PFAS sind persistente Schadstoffe, die Ökosysteme und die menschliche Gesundheit bedrohen. In Flandern wurden PFAS durch industrielle Aktivitäten in die Umwelt freigesetzt, doch die Prozesse, die den Verbleib und den Transport dieser Stoffe in Luft, Boden und Wasser bestimmen, sind nach wie vor kaum bekannt. Um dies zu ändern, VITO und Wageningen Research (WR) bündeln ihre Kräfte, um einen integrierten Modellierungsrahmen zu entwickeln, der den gesamten Umweltpfad von PFAS abbildet.

Kombinierter Modellierungsansatz

VITO integriert ein atmosphärisches Ablagerungsmodell mit einem Bodenauswaschungsmodell, um zu simulieren, wie sich PFAS-Verbindungen mit ihren unterschiedlichen physikalisch-chemischen Eigenschaften nach der Emission aus Industriekaminen durch die Luft bewegen, sich auf der Bodenoberfläche ablagern, durch die ungesättigte Bodenzone infiltrieren und schließlich das Grundwasser erreichen.
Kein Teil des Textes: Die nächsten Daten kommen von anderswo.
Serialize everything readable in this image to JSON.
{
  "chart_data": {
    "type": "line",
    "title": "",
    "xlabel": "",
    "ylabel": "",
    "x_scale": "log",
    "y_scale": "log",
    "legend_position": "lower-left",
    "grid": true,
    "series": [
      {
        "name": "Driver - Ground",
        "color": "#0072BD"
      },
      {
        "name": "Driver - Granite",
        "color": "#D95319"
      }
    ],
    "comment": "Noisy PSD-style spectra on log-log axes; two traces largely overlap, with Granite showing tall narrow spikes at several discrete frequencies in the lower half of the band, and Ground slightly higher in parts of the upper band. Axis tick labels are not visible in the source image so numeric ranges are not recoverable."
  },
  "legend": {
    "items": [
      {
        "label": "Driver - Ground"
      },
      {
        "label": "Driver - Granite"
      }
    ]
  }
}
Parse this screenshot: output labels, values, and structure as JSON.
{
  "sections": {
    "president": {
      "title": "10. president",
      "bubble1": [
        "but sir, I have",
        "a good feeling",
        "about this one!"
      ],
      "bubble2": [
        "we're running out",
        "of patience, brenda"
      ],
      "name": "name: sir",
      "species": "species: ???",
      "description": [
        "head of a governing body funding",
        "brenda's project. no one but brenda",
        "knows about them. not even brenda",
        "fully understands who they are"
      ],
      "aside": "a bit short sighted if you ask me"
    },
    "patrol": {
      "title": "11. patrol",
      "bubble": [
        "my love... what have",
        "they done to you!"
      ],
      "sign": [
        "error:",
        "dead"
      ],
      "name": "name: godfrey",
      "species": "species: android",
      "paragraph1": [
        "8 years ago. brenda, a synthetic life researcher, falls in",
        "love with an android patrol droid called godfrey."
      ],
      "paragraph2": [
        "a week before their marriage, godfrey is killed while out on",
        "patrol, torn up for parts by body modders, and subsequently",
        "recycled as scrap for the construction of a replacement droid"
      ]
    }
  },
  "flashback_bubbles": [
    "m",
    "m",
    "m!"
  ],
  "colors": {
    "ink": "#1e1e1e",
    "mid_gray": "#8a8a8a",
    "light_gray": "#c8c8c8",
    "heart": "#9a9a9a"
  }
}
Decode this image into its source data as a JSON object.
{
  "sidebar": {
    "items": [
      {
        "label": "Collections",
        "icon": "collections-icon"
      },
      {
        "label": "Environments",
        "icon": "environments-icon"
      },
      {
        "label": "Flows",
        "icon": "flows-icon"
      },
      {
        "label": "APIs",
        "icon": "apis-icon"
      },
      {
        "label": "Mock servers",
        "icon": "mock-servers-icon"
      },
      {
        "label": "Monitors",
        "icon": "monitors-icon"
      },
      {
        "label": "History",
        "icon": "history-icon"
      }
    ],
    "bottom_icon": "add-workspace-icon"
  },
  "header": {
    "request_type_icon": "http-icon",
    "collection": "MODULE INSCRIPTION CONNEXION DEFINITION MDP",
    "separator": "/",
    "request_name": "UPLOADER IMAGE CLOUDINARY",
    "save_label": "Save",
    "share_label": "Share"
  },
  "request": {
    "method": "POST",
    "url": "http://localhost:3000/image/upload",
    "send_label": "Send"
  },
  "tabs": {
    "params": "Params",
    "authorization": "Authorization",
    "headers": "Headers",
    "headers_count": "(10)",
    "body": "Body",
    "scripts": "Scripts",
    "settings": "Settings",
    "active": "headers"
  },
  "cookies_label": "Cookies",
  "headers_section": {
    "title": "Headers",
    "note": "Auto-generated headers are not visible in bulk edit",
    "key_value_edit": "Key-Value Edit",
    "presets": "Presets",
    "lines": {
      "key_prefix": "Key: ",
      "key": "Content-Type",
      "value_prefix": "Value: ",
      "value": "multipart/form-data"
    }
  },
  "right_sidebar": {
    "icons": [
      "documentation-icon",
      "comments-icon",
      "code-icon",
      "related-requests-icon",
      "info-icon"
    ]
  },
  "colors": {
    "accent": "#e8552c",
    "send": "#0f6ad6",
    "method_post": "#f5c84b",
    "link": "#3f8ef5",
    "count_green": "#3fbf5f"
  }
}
WR entwickelt verbesserte Prozessbeschreibungen für die Sorption von PFAS im Boden und die Aufnahme durch Pflanzen, die in das Modell integriert werden sollen. Insgesamt bietet die integrierte Modellkette einen umfassenden Überblick über die Dynamik der PFAS-Kontamination in verschiedenen Umweltkompartimenten.

Verfeinerung der Modellierung der atmosphärischen Deposition

Eine wichtige Neuerung in diesem Projekt ist der Einsatz von hochmodernen Messstellen, um die Ablagerungsraten einzelner PFAS-Verbindungen besser bestimmen zu können. Diese verfeinerten Parameter verringern die Unsicherheiten erheblich und ermöglichen eine zuverlässigere Darstellung des Übergangs von PFAS aus der Atmosphäre in den Boden. Dadurch wird eine realistischere Darstellung der oberen Randbedingungen für die Modelle der ungesättigten Zone geschaffen.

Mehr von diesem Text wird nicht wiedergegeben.